Saat menyampaikan makalahnya,  ” Pendidikan Karakter di Pusaran Pandemi Covid-19 dan Revolusi Teknologi Digital; Membaca Gagasan Projek Penguatan Profil Pelajar Pancasila dalam Merdeka Belajar dan Kurikulum Merdeka” di hadapan para peserta seminar yang tergabung dalam Komunitas Guru Pembelajar Lembor,  Dr. Mantovanny menyampaikan, perilaku ‘kembeleis’ menjadi salah satu penyebab rapuh atau keroposnya karakter orang Manggarai dalm hal adaptabilitas (kemampuan beradaptasi) dan relisiensi (daya tahan terhadap tantangan), ketika terjadi lompatan perubahan teknologi dan perkembangan perabadan baru.

Orang yang dalam dirinya tidak memiliki kemampuan beradaptasi dan daya tahan terhadap tantangan, kata Mantovanny, cenderung mengalami rendahnya kreativitas, inisiasi dan progresivitas. 
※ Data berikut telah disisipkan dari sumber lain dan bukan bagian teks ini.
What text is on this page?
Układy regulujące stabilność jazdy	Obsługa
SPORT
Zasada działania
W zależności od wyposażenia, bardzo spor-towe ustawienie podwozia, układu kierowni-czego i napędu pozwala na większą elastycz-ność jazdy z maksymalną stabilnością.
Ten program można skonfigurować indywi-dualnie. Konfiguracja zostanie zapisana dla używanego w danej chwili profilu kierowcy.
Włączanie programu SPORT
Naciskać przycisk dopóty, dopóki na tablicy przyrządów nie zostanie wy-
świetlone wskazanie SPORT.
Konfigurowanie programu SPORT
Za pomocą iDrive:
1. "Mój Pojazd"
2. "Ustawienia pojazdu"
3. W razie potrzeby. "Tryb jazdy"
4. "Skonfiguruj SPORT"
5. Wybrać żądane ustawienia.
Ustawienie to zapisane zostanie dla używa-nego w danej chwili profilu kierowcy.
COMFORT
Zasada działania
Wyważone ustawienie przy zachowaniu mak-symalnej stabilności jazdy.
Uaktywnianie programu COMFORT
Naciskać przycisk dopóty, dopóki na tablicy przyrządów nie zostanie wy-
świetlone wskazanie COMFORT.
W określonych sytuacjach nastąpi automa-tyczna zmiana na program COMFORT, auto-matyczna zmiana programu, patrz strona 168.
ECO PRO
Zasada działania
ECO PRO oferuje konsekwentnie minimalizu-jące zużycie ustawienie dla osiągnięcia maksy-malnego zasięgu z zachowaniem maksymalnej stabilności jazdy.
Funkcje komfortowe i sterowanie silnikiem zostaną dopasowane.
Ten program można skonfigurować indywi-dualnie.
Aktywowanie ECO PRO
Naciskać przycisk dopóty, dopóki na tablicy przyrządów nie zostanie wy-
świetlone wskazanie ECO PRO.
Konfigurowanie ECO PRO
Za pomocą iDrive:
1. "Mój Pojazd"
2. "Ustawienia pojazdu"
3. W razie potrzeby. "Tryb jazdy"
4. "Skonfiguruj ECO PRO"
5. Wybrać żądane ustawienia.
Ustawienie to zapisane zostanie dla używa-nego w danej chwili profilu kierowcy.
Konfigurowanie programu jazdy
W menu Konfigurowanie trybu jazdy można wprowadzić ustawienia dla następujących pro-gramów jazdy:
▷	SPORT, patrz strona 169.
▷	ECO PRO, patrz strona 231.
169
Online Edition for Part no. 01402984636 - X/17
Salah satu faktor yang menyebabkan rendahnya kreativitas, inisiasi dan progresivitas adalah budaya ‘kembeleis’, di mana sebagian orang Manggarai berperilaku acuh tak acuh, masa bodoh, semau gue, menggunakan kebebasan tanpa pertimbangan rasional, tidak peduli masukan orang lain, menunda-nunda hal yang seharusnya segera diselesaikan, pola manajemen hidup ‘pemadam kebakaran’, setelah ada kejadian fatal baru bertindak.

"Singkatnya, ‘kembeleis’ itu merupakan gaya hidup dengan kondisi kerapuhan karakter dalam diri seseorang ketika menggunakan kebebasan yang tidak bertanggung jawab dan tanpa melalui hitungan rasional saat mengambil keputusan atau melakukan tindakan," ungkap Dr. Mantovanny.

Lebih lanjut, Dr. Mantovanny menjelaskan, tipikalitas pribadi ‘kembeleis’ ini, kapan, di mana dan dalam situasi apapun akan menjadi penghambat sebuat aktivitas yang membutuhkan kemajuan yang cepat. 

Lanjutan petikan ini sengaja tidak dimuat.